Gemäss meinen Erfahrungen haben alle Branchen, auch die weiterführenden Schulen, mit den gleichen Problemen zu kämpfen.
Seit vielen Jahren ist der Berufsevent von Chance Industrie Rheintal ein wichtiger Anlass, um Jugendliche im Berufswahlprozess zu unterstützen. Letztes Jahr war sogar US-Botschafter Scott Miller zu Besuch. Wie kam es dazu?

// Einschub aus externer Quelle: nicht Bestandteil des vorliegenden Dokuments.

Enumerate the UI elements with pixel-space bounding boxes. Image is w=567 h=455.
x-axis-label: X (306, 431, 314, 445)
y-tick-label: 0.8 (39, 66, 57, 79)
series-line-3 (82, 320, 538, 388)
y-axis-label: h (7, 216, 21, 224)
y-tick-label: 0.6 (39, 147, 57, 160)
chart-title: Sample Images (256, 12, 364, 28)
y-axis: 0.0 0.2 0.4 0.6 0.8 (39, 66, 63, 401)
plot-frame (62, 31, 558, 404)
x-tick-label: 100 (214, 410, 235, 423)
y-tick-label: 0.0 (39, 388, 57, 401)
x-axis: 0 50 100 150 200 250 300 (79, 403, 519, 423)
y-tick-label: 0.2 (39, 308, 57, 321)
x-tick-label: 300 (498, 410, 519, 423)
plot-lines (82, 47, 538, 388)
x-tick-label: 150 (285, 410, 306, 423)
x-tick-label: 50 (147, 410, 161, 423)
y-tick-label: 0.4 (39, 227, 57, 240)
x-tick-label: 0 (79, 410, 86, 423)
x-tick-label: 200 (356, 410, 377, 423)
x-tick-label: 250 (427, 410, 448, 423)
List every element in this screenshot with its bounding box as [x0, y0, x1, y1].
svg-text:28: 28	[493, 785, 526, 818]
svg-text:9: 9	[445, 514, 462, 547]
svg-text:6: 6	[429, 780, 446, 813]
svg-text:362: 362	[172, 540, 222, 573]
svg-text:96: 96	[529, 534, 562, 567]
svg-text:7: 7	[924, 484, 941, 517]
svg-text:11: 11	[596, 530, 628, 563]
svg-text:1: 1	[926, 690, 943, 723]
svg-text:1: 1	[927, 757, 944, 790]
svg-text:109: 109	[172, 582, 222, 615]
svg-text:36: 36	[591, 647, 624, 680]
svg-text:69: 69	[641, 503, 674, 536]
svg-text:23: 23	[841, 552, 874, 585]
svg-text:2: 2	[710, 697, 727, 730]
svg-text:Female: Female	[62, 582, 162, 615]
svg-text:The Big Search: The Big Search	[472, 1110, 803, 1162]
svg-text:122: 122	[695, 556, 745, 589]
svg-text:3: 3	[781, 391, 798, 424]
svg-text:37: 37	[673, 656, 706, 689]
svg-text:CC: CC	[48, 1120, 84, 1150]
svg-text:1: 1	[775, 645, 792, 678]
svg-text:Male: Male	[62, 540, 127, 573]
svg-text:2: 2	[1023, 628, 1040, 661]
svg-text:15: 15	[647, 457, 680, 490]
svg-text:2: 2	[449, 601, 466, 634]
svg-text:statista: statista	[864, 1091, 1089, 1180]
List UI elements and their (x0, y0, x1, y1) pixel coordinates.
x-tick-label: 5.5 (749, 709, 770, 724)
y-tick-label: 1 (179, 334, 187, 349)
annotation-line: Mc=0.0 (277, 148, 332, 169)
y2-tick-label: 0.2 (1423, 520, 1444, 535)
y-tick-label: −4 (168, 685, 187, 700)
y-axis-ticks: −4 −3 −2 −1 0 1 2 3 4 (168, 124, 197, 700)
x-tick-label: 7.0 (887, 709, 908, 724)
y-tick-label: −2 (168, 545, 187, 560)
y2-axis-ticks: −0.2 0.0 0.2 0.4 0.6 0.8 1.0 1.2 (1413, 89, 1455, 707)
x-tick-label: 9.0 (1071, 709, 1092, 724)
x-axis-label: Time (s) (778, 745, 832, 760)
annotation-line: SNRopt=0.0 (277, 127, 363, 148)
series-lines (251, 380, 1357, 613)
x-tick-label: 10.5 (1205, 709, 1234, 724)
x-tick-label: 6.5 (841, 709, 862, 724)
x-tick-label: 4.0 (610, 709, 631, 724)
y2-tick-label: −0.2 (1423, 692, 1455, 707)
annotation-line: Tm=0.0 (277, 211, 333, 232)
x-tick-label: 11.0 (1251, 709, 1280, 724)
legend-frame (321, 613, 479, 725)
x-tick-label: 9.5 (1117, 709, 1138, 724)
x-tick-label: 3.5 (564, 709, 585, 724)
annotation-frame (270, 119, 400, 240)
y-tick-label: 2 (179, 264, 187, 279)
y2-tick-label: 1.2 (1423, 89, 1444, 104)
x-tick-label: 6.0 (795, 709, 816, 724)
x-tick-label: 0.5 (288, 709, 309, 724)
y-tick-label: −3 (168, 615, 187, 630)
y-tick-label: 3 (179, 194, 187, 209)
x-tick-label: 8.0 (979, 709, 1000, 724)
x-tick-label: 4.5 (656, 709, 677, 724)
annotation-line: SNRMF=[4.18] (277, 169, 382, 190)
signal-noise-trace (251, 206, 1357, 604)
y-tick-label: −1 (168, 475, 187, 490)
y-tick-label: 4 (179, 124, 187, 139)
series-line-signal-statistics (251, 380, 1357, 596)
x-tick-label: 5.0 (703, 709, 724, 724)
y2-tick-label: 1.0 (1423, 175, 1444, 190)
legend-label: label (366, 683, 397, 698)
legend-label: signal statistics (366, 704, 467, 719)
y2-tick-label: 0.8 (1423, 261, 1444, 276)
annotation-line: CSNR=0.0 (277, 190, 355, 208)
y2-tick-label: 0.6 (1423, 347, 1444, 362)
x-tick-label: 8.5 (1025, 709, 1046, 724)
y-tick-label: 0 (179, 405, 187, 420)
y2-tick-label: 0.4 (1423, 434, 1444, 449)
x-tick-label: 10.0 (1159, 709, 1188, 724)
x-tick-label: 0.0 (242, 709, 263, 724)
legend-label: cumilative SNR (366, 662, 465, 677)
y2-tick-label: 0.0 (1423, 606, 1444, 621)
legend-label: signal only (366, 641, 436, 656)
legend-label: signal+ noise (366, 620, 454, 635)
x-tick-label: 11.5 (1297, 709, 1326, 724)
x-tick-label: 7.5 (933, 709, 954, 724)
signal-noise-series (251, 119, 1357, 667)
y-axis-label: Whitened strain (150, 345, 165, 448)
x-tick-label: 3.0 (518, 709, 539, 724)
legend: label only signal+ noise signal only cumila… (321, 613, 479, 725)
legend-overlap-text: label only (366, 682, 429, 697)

Immer wieder zeigen Personen aus den USA Interesse an der Berufsbildung in der Schweiz. So weilten in den letzten Jahren unter anderem Jill Biden (aktuelle First Lady), Suzie LeVine (ehemalige US-Botschafterin) oder eben Scott Miller in der Ostschweiz. Sie wollten einerseits Kontakte mit der Industrie knüpfen, andererseits unser duales Bildungssystem vertieft kennenlernen.
Und was hält Scott Miller von der Lehrlingsausbildung in der Schweiz?
Er staunte nicht schlecht, dass bei uns 15-Jährige ins Berufsleben einsteigen. In den USA ist das undenkbar. Zudem zeigte er keinerlei Berührungsängste. Der US-Botschafter unterhielt sich mit Lernenden und Berufsbildnern – und er legte an den Berufsständen auch gleich selbst Hand an. Scott Millers Begeisterung für den dualen Ausbildungsweg, den in der Schweiz zwei Drittel aller Jugendlichen wählen, war spür- und sichtbar.
Welche Unterstützung erhalten die Jungen (und ev. auch ihre Eltern) an Ihren Berufsevents konkret?
Am Berufsevent von Chance Industrie Rheintal stellen wir Industrieberufe auf interaktive Art und Weise vor. Jugendliche und ihre Eltern profitieren von einem direkten Kontakt zu Lernenden oder Berufsbildnern und können niederschwellig Fragen stellen. Wir geben Informationen über den Beruf, die Ausbildungsbetriebe und die anschliessenden Weiterbildungsmöglichkeiten im Berufsleben. Zudem ist die Berufs- und Laufbahnberatung am Berufsevent präsent. Für Eltern, Berufsbildner, Lehrkräfte und weitere Interessierte bieten wir darüber hinaus das Querbeet-Forum: Hier diskutieren Menschen aus der Praxis über aktuelle Themen. Dieses Jahr zum Beispiel über den «Druck im Berufswahlprozess».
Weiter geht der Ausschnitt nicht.